Sarcasm is the drug of choice of the Internet, and it’s beloved by vaguely immature bloggers like myself. Usually, more grown-up bloggers like Scott Henson at Grits For Breakfast tend to eschew the stuff in favor of “facts” and “well-sourced opinions” and “probing questions”, however, and that’s cool, too. It’s a big Internet, and there’s room for everything.

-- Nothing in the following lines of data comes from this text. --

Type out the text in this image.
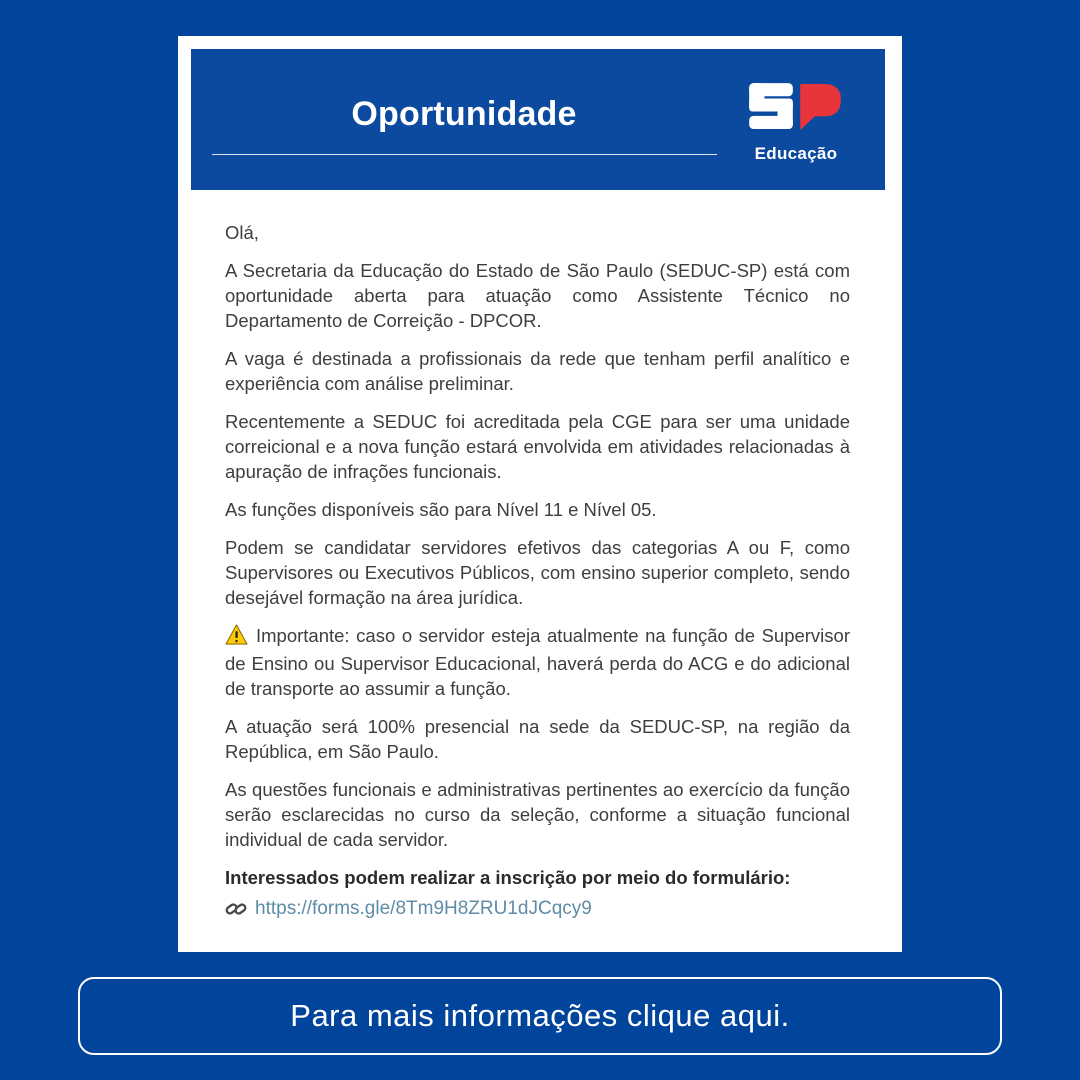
Oportunidade
Educação

Olá,

A Secretaria da Educação do Estado de São Paulo (SEDUC-SP) está com oportunidade aberta para atuação como Assistente Técnico no Departamento de Correição - DPCOR.

A vaga é destinada a profissionais da rede que tenham perfil analítico e experiência com análise preliminar.

Recentemente a SEDUC foi acreditada pela CGE para ser uma unidade correicional e a nova função estará envolvida em atividades relacionadas à apuração de infrações funcionais.

As funções disponíveis são para Nível 11 e Nível 05.

Podem se candidatar servidores efetivos das categorias A ou F, como Supervisores ou Executivos Públicos, com ensino superior completo, sendo desejável formação na área jurídica.

Importante: caso o servidor esteja atualmente na função de Supervisor de Ensino ou Supervisor Educacional, haverá perda do ACG e do adicional de transporte ao assumir a função.

A atuação será 100% presencial na sede da SEDUC-SP, na região da República, em São Paulo.

As questões funcionais e administrativas pertinentes ao exercício da função serão esclarecidas no curso da seleção, conforme a situação funcional individual de cada servidor.

Interessados podem realizar a inscrição por meio do formulário:

https://forms.gle/8Tm9H8ZRU1dJCqcy9
Para mais informações clique aqui.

But sometimes, you get a story that’s so absurd that even a usually level-head like Henson has no choice but to lampoon it for its on-the-surface absurdity. Such was the case with his post on Forensic Science Commission Chairman John Bradley’s response to Rodger Jones of the Dallas Morning News, when the reporter sent him a series of questions about the Cameron Todd Willingham case. Bradley’s response, incidentally, was that Jones’ questions sounded like they were written by “a New York lawyer*”, and thus he would not deign to answer them. Only people who talk like Real Texans(TM) without legal education are worthy of responses from our public servants about whether or not an innocent man was executed on flimsy evidence, apparently.

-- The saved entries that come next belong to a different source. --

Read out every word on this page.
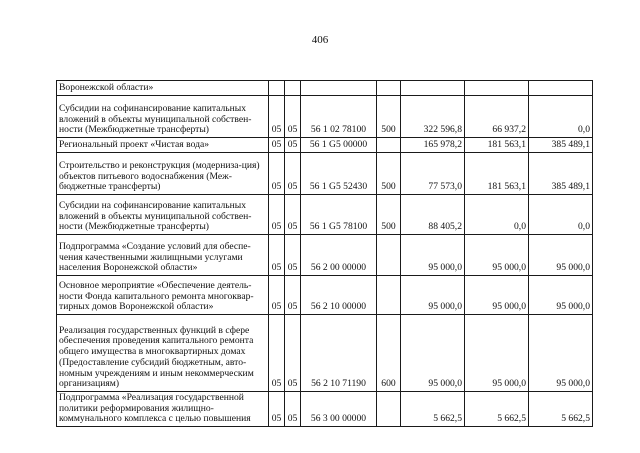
406
Воронежской области»							
Субсидии на софинансирование капитальных вложений в объекты муниципальной собствен-ности (Межбюджетные трансферты)	05	05	56 1 02 78100	500	322 596,8	66 937,2	0,0
Региональный проект «Чистая вода»	05	05	56 1 G5 00000		165 978,2	181 563,1	385 489,1
Строительство и реконструкция (модерниза-ция) объектов питьевого водоснабжения (Меж-бюджетные трансферты)	05	05	56 1 G5 52430	500	77 573,0	181 563,1	385 489,1
Субсидии на софинансирование капитальных вложений в объекты муниципальной собствен-ности (Межбюджетные трансферты)	05	05	56 1 G5 78100	500	88 405,2	0,0	0,0
Подпрограмма «Создание условий для обеспе-чения качественными жилищными услугами населения Воронежской области»	05	05	56 2 00 00000		95 000,0	95 000,0	95 000,0
Основное мероприятие «Обеспечение деятель-ности Фонда капитального ремонта многоквар-тирных домов Воронежской области»	05	05	56 2 10 00000		95 000,0	95 000,0	95 000,0
Реализация государственных функций в сфере обеспечения проведения капитального ремонта общего имущества в многоквартирных домах (Предоставление субсидий бюджетным, авто-номным учреждениям и иным некоммерческим организациям)	05	05	56 2 10 71190	600	95 000,0	95 000,0	95 000,0
Подпрограмма «Реализация государственной политики реформирования жилищно-коммунального комплекса с целью повышения	05	05	56 3 00 00000		5 662,5	5 662,5	5 662,5
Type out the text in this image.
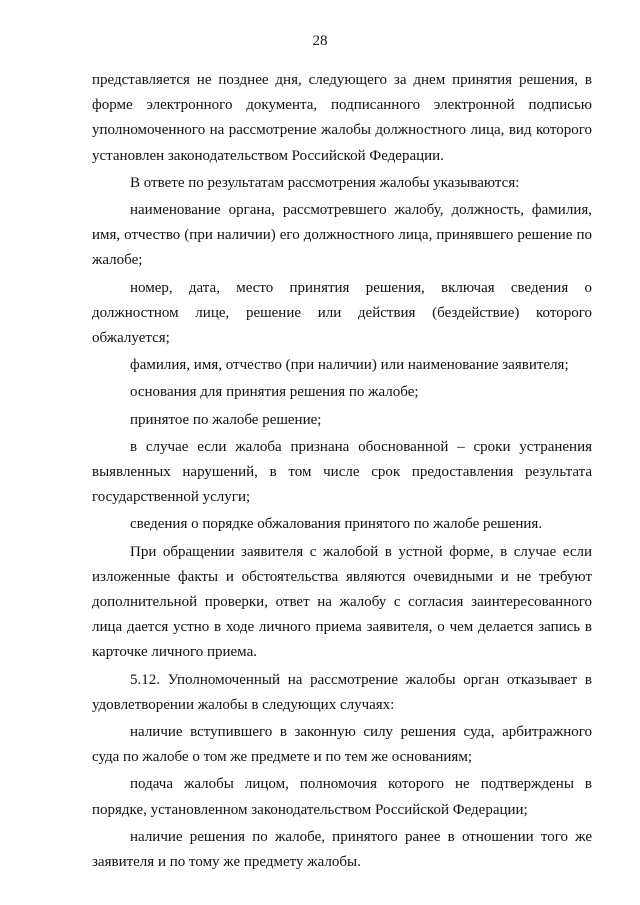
28

представляется не позднее дня, следующего за днем принятия решения, в форме электронного документа, подписанного электронной подписью уполномоченного на рассмотрение жалобы должностного лица, вид которого установлен законодательством Российской Федерации.

В ответе по результатам рассмотрения жалобы указываются:

наименование органа, рассмотревшего жалобу, должность, фамилия, имя, отчество (при наличии) его должностного лица, принявшего решение по жалобе;

номер, дата, место принятия решения, включая сведения о должностном лице, решение или действия (бездействие) которого обжалуется;

фамилия, имя, отчество (при наличии) или наименование заявителя;

основания для принятия решения по жалобе;

принятое по жалобе решение;

в случае если жалоба признана обоснованной – сроки устранения выявленных нарушений, в том числе срок предоставления результата государственной услуги;

сведения о порядке обжалования принятого по жалобе решения.

При обращении заявителя с жалобой в устной форме, в случае если изложенные факты и обстоятельства являются очевидными и не требуют дополнительной проверки, ответ на жалобу с согласия заинтересованного лица дается устно в ходе личного приема заявителя, о чем делается запись в карточке личного приема.

5.12. Уполномоченный на рассмотрение жалобы орган отказывает в удовлетворении жалобы в следующих случаях:

наличие вступившего в законную силу решения суда, арбитражного суда по жалобе о том же предмете и по тем же основаниям;

подача жалобы лицом, полномочия которого не подтверждены в порядке, установленном законодательством Российской Федерации;

наличие решения по жалобе, принятого ранее в отношении того же заявителя и по тому же предмету жалобы.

Anyway, Grits has the speculative responses that we’re all pretty sure Bradley would have written, had Jones’ language had less of a Yankee lawyer patois to it:
5. Experts say hundreds of arson defendants have been convicted based on similarly outmoded standards. How should the commission or state fire marshal address that claim?
JB: With smirks, sarcasm and derision. As far as I’m concerned, if they were convicted, they’re guilty. Post-conviction exonerations are for pussies.

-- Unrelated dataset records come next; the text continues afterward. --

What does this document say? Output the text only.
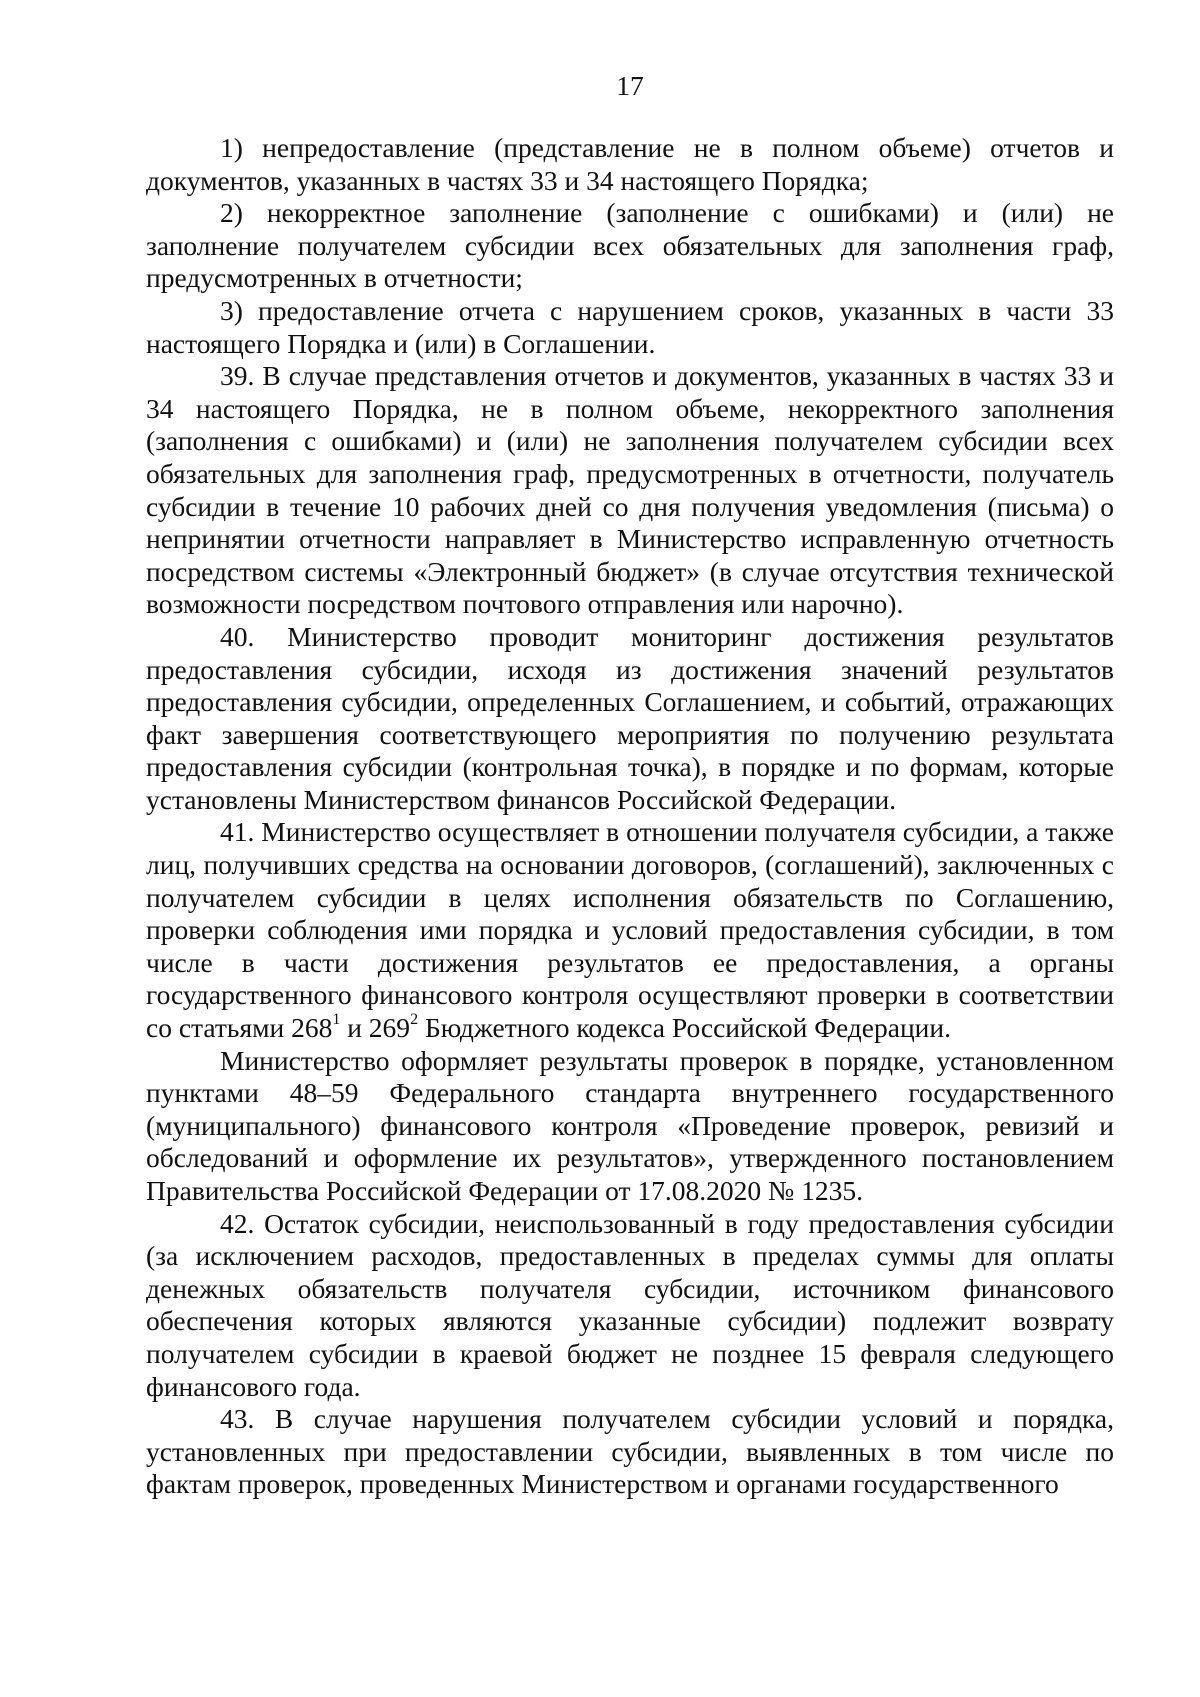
17

1) непредоставление (представление не в полном объеме) отчетов и документов, указанных в частях 33 и 34 настоящего Порядка;

2) некорректное заполнение (заполнение с ошибками) и (или) не заполнение получателем субсидии всех обязательных для заполнения граф, предусмотренных в отчетности;

3) предоставление отчета с нарушением сроков, указанных в части 33 настоящего Порядка и (или) в Соглашении.

39. В случае представления отчетов и документов, указанных в частях 33 и 34 настоящего Порядка, не в полном объеме, некорректного заполнения (заполнения с ошибками) и (или) не заполнения получателем субсидии всех обязательных для заполнения граф, предусмотренных в отчетности, получатель субсидии в течение 10 рабочих дней со дня получения уведомления (письма) о непринятии отчетности направляет в Министерство исправленную отчетность посредством системы «Электронный бюджет» (в случае отсутствия технической возможности посредством почтового отправления или нарочно).

40. Министерство проводит мониторинг достижения результатов предоставления субсидии, исходя из достижения значений результатов предоставления субсидии, определенных Соглашением, и событий, отражающих факт завершения соответствующего мероприятия по получению результата предоставления субсидии (контрольная точка), в порядке и по формам, которые установлены Министерством финансов Российской Федерации.

41. Министерство осуществляет в отношении получателя субсидии, а также лиц, получивших средства на основании договоров, (соглашений), заключенных с получателем субсидии в целях исполнения обязательств по Соглашению, проверки соблюдения ими порядка и условий предоставления субсидии, в том числе в части достижения результатов ее предоставления, а органы государственного финансового контроля осуществляют проверки в соответствии со статьями $268^1$ и $269^2$ Бюджетного кодекса Российской Федерации.

Министерство оформляет результаты проверок в порядке, установленном пунктами 48–59 Федерального стандарта внутреннего государственного (муниципального) финансового контроля «Проведение проверок, ревизий и обследований и оформление их результатов», утвержденного постановлением Правительства Российской Федерации от 17.08.2020 № 1235.

42. Остаток субсидии, неиспользованный в году предоставления субсидии (за исключением расходов, предоставленных в пределах суммы для оплаты денежных обязательств получателя субсидии, источником финансового обеспечения которых являются указанные субсидии) подлежит возврату получателем субсидии в краевой бюджет не позднее 15 февраля следующего финансового года.

43. В случае нарушения получателем субсидии условий и порядка, установленных при предоставлении субсидии, выявленных в том числе по фактам проверок, проведенных Министерством и органами государственного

6. Why did the committee of four commissioners working on the Willingham case meet in private? Shouldn’t the public be aware of factors that members weighed in recommending no negligence?
JB: Duh! Because if we meet in secret we can’t be held accountable for anything we say or do. Are you new?
Yeah, it’s sarcastic and all, but you know what’s really sad? it’s not actually much different from the way that Bradley responded to the very request that he answer questions at all.
I generally don’t subscribe to the notion that, if there’s a refusal to provide information, you can extrapolate that someone is lying and whatever weird conspiracy theory you favor must therefore be true (see: 9/11 Truth, Obama’s birth certificate, etc), but in this case, you can be forgiven for concluding that, if the Forensic Science Commission tasked with finding the truth will refuse questions (sent from a Dallas newspaper) because they’re too New York lawyer-y, they’re probably afraid of what the answers really are.